P6 Diet effects discussed Participants from 11 Pacific island countries met in Suva last month to discuss the effects of urbanization and western diet on the health of people in the region. Recent medical surveys have revealed alarmingly high rates of diabetes, high blood pressure and gout in some communities in the Pacific.
P3 Court load jumps 50 percent Criminal cases filed in the Majuro High Court were at an all-time high in 1993, increasing more than 50 percent over 1992. The government prosecutor said a disturbing trend is the expanding level of youth gang crime and anti-social attitudes being exhibited by young people in the community. A total of 79 criminal cases were filed in 1993, 27 more than the previous year.
P5 Only rumor We have been asked if Kirt Pinho’s pipe is affixed to his teeth. We are happy to report that this is not true. In fact, we saw him smiling and without the pipe at the Tide Table last week and almost didn’t recognize him without his trademark.
P6 1993 easily beats 1992 for wet-year award Nineteen ninety-three was a wet year for Majuro. The total rainfall was 152.6 inches — 65.53 inches more than the 1992 total of 87.07, and 21.26 inches above Majuro’s yearly average of 131.34 inches.
P14 2 Marshallese excel at Xavier Xavier High School in Chuuk has announced the names of two Marshallese students who excelled in achieving honors for the first quarter of the 1993-94 school year: Samuel Lanwi, Jr., ninth grade, and Elizabeth Lanej, 10th grade.
P17 Charlie’s Angel out-fishes everyone During their first year of fishing, Majuro-based longliners reeled in more than 800,000 pounds of yellowfin that was exported to off-island markets. The 13 locally-based long lingers that arrived in late 1992 combined for a catch of 808,078 pounds. The 12 Chinese longliners got in on the act in the last week of the year, bringing the total to 844,296 pounds. Charles Domnick’s Charlie’s Angel and Misao Capelle’s were in a seesaw race during the last half of the year to see which would hold the top spot for total pounds. Last week, Charlie’s Angel nosed out Libubu to become the top fish catcher for 1993, with 108,321 pounds — 13 percent of the total caught by the 13 locally-based boats.

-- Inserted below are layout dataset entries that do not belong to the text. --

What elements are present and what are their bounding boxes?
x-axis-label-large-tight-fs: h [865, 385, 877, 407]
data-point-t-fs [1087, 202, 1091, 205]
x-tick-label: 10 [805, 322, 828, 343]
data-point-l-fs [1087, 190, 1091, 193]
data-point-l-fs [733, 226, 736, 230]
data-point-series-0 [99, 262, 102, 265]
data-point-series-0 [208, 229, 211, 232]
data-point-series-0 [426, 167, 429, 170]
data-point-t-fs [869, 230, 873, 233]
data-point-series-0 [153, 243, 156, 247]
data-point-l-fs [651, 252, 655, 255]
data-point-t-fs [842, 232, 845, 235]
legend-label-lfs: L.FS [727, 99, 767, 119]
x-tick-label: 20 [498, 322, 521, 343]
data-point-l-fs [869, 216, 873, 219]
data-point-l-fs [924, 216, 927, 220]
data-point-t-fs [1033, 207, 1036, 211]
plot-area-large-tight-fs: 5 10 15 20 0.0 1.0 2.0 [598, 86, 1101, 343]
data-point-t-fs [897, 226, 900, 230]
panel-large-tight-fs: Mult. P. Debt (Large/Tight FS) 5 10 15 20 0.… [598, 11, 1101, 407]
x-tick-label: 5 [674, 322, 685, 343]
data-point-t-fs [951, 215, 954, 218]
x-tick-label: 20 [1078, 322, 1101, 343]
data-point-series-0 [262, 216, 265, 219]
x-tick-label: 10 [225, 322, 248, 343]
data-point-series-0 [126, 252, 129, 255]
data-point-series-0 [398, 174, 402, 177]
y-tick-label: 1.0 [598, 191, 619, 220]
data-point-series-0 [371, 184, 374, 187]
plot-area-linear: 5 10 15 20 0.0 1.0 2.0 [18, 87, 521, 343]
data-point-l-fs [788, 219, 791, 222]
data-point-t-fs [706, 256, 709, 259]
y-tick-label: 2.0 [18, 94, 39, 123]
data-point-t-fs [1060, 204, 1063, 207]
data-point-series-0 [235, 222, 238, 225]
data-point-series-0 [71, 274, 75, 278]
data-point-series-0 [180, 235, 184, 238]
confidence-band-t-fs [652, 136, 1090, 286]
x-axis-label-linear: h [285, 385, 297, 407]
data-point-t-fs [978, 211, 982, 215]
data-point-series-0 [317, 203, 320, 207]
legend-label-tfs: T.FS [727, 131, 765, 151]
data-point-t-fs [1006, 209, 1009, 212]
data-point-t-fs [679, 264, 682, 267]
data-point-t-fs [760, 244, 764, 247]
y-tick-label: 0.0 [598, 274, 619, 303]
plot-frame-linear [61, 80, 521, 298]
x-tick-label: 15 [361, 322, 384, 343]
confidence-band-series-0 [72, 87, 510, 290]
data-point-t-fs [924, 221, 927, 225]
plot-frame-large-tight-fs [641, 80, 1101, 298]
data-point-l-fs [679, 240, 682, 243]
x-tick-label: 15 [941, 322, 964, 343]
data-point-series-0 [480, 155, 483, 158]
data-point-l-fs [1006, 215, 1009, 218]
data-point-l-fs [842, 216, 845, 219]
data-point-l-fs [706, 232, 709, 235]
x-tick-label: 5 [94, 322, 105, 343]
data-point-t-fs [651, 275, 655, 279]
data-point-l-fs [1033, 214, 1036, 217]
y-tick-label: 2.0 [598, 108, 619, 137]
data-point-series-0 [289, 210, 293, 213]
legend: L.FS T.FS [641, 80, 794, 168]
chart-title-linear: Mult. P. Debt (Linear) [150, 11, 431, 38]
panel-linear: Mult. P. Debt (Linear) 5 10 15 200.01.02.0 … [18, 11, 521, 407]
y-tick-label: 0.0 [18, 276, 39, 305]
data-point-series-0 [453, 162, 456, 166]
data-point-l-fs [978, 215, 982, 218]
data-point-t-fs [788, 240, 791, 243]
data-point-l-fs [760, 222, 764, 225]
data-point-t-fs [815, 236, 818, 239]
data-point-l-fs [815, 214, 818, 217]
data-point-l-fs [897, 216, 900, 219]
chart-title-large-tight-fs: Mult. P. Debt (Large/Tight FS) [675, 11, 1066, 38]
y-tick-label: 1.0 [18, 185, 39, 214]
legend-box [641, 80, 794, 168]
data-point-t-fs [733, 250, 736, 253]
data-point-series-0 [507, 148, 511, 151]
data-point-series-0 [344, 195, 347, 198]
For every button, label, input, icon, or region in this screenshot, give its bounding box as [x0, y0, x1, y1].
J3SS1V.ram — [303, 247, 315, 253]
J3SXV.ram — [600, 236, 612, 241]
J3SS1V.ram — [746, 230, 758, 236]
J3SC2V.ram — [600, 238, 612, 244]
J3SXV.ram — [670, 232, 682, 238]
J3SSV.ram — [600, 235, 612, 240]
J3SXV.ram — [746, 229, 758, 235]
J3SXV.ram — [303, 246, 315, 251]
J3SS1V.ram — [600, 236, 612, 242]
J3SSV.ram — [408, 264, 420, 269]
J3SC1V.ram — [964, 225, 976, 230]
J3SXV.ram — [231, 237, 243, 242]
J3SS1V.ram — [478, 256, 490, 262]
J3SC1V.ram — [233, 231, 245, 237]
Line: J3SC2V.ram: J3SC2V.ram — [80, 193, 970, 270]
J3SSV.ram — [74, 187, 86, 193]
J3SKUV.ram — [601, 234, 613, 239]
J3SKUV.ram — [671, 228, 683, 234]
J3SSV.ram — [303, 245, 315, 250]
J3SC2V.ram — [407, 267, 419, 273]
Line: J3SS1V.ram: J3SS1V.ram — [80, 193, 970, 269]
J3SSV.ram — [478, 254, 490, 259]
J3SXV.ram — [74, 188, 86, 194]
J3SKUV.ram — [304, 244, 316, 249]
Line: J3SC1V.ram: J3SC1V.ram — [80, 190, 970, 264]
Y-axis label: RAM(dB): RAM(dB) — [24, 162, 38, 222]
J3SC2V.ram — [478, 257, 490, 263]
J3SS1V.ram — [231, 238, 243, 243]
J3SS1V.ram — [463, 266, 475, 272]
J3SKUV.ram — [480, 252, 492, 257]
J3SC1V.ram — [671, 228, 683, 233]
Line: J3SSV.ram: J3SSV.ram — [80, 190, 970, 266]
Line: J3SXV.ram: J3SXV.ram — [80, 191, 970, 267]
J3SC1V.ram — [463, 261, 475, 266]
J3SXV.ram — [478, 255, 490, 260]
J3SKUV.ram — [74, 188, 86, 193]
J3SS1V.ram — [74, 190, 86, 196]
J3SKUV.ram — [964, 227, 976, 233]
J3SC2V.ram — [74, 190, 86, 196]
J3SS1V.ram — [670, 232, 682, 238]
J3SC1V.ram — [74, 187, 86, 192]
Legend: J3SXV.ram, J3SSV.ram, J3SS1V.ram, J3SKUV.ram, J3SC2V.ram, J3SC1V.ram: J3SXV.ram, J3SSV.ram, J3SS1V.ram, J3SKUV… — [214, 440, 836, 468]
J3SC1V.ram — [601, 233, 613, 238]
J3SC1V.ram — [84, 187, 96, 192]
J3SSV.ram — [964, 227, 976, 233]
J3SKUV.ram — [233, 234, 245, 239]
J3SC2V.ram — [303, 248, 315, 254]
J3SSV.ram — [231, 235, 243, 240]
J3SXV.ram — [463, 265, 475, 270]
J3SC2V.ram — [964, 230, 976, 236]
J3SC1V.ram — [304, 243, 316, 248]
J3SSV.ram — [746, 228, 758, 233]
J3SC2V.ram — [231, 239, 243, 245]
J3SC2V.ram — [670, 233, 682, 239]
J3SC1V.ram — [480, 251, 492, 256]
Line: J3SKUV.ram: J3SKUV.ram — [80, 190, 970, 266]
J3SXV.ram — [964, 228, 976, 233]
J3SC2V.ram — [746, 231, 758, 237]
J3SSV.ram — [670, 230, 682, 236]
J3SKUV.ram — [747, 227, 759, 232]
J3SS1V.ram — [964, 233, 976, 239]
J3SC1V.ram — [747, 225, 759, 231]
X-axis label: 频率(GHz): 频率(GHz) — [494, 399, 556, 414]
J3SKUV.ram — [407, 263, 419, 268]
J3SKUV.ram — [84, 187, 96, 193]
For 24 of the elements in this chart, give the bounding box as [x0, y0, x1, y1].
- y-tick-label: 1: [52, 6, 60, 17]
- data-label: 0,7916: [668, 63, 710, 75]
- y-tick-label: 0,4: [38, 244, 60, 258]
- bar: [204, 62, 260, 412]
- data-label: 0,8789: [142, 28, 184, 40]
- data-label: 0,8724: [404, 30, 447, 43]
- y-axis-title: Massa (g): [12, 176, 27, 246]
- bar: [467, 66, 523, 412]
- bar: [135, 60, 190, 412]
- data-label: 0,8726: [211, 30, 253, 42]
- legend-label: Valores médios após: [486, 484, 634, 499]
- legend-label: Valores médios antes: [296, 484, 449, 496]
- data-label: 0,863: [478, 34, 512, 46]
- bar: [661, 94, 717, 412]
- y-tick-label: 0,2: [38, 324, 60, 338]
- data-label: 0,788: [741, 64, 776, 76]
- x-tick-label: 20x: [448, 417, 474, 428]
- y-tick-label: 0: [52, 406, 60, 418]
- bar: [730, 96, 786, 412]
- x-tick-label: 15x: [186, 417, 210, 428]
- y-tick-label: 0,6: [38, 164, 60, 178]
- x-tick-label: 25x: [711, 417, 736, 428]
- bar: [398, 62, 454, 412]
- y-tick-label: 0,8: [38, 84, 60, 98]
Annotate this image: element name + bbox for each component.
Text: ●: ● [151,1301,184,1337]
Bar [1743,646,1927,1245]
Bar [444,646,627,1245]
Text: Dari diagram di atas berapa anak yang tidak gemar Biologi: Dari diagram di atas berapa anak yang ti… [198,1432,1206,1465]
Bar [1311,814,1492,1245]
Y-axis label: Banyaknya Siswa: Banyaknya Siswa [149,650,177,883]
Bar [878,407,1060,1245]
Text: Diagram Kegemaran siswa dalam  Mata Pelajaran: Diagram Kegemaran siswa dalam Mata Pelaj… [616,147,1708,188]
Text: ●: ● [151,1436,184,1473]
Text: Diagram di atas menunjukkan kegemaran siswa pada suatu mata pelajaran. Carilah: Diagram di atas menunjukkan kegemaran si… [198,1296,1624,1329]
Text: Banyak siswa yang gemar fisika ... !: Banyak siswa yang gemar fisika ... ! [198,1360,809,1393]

P3 Less $, fewer jobs for women Women earn much less than men in the Marshall Islands, and are out-numbered more than two to one by men in the RMI government. These were among the findings highlighted by Ben Graham in a research paper for his master’s in business administration program’s economic development class at Georgetown University. Poor school completion rates, teen pregnancy and cultural perceptions are some of the problems that were identified by Graham as leading factors which have kept women behind.
P8 Students open wide to learning dentistry The three young Marshallese dental students at the Fiji School of Medicine now interning at the Ministry of Health in Majuro are solid proof that the young generation is thinking about the future well being of the people of the RMI. Dental interns Philipp Lajar and Flora Nathan are in their final year working toward a bachelor degree in dental surgery. Dustin Maita Bantol is also working toward a similar degree but has two more years of study to complete the program.
P24 Baby boom Last Wednesday, 18 babies were born at Majuro hospital, which is about four times the average born each day in that fine establishment — meaning that March is the month of romance in RMI?